As voice interfaces become ubiquitous in our daily lives the Met Office faces a challenge to not only make our data available, but to add the context and meaning necessary to make it useful.

The use of a Natural Language Generation API could bridge the gap between raw data and user understanding on a hyperlocal resolution. This has been designed initially with Amazon’s Alexa in mind, but any other voice device could interface with this service.

What do we do now?

The Met Office is already well equipped in getting text forecasts out to the public. When looking at a weather forecast, on both the website and app we can already see a text summary of the data that’s being presented to you. These summaries are handwritten daily by our expert meteorologists and provide an overview of the weather trend on a regional and national resolution to up to 30 days. 

What’s wrong with that?

Well, what if I want to know more specifically about what’s actually going to affect me; ’Will it rain in Exeter tomorrow?’ or ‘What’s the forecast for Plymouth on Wednesday?’. Of course one could infer from the regional text forecast a front is moving in from the west, or we could look to the weather symbols and surmise for ourselves that no rain is forecast, but neither of these methods seem entirely satisfactory. Why should we be asking users to read between the lines - can’t the Met Office just tell me what I need to know? The short answer is, we could! However, hiring professional Forecasters to handwrite bespoke forecasts for all the locations in the UK is just not feasible.

The solution

One way we can move toward addressing this issue is to (attempt to) dynamically generate text forecasts. Firstly we aim to design a service capable of simply replicating responses given by Alexa’s built-in weather skill. This format is proven for effectively delivering weather information via natural language, with voice UI weather requests accounting for ~40% of daily voice UI interactions.

As an additional benefit to users, we can also integrate the national severe weather warnings.

We have set this up as a HTTP API returning GeoJSON running on AWS Lambda behind an AWS API Gateway proxy. This ensures the service is not only scalable but is decoupled from Alexa and as such could provide a foundation for any other service requiring natural language forecasts.   

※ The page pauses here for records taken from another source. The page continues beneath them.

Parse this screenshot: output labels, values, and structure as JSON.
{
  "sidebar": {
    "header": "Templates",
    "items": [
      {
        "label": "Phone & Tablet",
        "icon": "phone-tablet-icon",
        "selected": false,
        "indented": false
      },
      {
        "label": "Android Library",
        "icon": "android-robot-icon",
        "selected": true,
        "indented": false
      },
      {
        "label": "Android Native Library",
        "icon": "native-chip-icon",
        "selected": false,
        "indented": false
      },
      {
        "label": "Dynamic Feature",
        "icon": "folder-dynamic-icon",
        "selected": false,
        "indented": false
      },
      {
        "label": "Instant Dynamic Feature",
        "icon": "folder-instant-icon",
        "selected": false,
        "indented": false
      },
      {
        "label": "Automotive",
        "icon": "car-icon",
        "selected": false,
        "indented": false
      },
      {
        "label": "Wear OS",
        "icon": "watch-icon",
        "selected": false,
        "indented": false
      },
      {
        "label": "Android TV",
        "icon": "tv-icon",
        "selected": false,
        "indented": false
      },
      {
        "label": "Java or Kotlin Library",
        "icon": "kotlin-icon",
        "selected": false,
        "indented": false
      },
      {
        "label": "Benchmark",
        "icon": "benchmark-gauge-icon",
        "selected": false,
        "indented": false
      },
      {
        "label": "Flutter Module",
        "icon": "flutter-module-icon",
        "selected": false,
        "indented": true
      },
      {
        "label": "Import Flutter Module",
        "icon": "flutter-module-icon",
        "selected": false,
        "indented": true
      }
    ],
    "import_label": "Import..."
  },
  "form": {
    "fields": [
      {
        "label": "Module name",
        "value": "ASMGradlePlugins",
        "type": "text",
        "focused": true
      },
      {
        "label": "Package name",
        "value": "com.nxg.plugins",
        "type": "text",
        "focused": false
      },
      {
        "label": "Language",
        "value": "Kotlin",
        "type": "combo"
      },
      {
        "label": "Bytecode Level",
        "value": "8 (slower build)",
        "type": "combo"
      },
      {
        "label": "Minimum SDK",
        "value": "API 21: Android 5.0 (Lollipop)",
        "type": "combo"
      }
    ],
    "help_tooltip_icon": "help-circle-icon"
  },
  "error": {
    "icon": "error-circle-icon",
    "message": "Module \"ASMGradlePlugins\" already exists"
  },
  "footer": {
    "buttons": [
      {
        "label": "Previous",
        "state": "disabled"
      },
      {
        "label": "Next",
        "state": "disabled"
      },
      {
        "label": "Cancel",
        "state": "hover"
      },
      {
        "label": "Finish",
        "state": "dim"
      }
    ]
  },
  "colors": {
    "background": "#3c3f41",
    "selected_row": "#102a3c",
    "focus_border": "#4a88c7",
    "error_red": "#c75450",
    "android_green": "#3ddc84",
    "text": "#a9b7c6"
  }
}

Generating a text forecast

When we came to break this down, it’s clear that Alexa’s built-in weather skill aways responds in a certain format. Initially giving the sky/rain state (‘It will be cloudy with heavy rain’), followed by a summary of the temperature (‘There will be a high of 15°C and a low of 10°C’). 

Internally, we decided to model each of these conditions as a ‘State’ object, seeding them with the forecast attributes as inputs. Each ‘State’ is concerned only with generating a fully formed text summary of it’s assigned condition. Each ‘State’ summary can stand alone or be combined with other States to form a meaningful paragraph. Here’s what the State interface looks like:

"use strict";

module.exports.State = class State {

     * @returns {string} - a single fully formed sentence text summary of phenomenon state
    getSummary() {
        throw new Error('you must implement the method getSummary');


To replicate Alexa’s forecasts we initially have two State implementations; RainState and TemperatureState.

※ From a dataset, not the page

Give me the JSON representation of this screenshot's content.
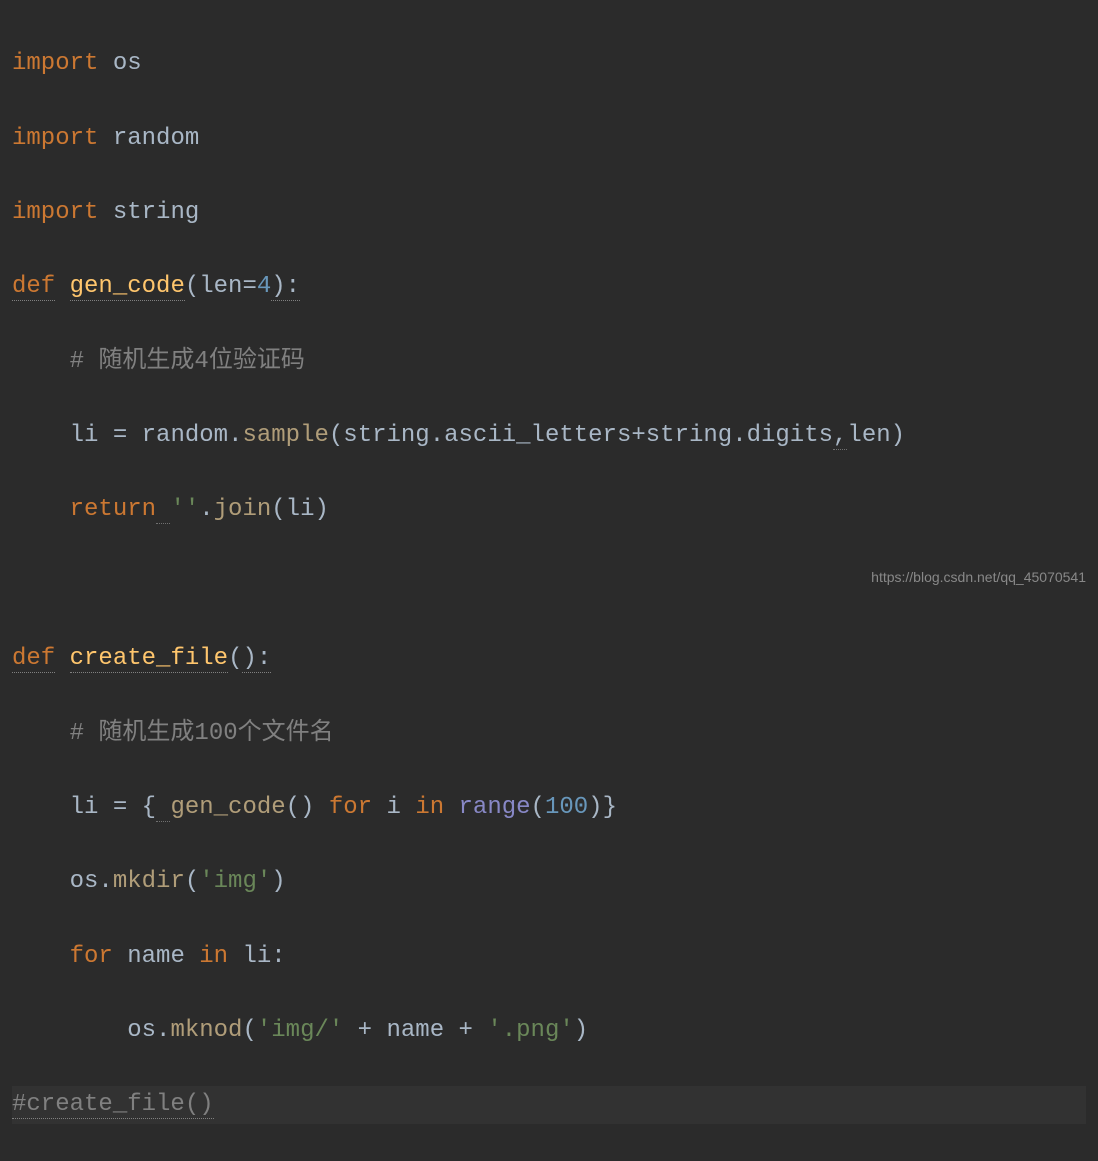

Additionally we have added WindState and WarningsState. As a default the wind state is not mentioned, however we felt it had the potential to be highly impactful. We assigned a threshold (mapped to the Beaufort Wind Force Scale) above which we will include wind information on the end of our generated forecast. Similarly, any currently issued warnings are prepended.

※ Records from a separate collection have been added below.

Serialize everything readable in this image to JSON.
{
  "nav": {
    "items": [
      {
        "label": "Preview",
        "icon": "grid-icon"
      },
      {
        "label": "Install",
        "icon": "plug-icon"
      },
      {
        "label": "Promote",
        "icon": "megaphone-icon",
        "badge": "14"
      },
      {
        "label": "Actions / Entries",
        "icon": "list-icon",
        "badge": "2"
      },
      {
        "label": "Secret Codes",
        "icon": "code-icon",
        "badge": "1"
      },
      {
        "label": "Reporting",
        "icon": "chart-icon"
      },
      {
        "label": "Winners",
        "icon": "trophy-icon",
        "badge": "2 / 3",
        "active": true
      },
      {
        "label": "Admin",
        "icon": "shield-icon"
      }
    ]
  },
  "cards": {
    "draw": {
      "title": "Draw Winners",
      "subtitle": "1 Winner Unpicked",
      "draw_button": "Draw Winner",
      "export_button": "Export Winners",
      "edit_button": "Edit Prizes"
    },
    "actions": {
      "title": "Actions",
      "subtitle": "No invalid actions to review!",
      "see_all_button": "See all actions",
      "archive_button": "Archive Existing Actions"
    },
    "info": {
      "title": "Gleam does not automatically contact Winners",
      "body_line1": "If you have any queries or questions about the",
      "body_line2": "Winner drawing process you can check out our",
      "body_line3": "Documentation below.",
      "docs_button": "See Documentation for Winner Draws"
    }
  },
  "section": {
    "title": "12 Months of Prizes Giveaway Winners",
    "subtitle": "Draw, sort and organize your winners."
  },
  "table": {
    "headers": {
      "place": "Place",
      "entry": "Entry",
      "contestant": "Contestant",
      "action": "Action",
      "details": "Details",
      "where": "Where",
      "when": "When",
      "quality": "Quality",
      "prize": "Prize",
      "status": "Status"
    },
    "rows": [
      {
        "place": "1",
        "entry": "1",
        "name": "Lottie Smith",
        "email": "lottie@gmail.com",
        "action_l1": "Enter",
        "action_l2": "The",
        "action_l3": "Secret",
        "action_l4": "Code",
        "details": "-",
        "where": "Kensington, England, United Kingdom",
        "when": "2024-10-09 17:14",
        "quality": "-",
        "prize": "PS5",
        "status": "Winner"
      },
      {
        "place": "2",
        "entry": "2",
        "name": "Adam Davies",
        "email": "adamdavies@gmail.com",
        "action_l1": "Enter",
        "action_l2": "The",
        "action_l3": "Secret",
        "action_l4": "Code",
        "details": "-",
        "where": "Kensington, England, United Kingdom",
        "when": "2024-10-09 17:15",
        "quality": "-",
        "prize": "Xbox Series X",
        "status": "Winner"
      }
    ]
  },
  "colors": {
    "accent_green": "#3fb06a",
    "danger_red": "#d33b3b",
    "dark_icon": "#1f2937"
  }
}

Here is an example of the text these state objects generate:

"It will be sunny and is highly likely to remain dry."
"There will be a high of 16 degrees Celcius and a low of 12." 

Here is an example of how these states are combined into a concise forecast:

“In Exeter it will be sunny and is highly likely to remain dry. There will be a high of 16 degrees Celcius and a low of 12.”

Read this blog post for more information on how the data is turned into natural language. 

Future Work

When modelling temperature we felt there was an opportunity to add additional context that would describe how warm or cold it was; “It will feel very warm with highs of 24°C”. Temperature cycles fluctuate not only diurnally but also seasonally and regionally. Ideally we would be able to identify scenarios such as a very warm morning in Cornwall in December, in relation to what a usual December morning would usually feel like in Cornwall. This is of course theoretically possible but would rely on a system that gave API access to high resolution climate data. 

To create a more humanistic response we also considered ranking our state objects against each other, allowing us to mention the most impactful conditions first. If it’s a particularly cold day, that may be more important to the user than information on whether it's going to rain. However, to rank conditions based on this is not as easy as it sounds! This method would require a nuanced understanding of the impact of weather types combined with climatologies to understand how rare a given event is.

In the future, we hope to continue our research and development on these more experimental methods of natural language generation!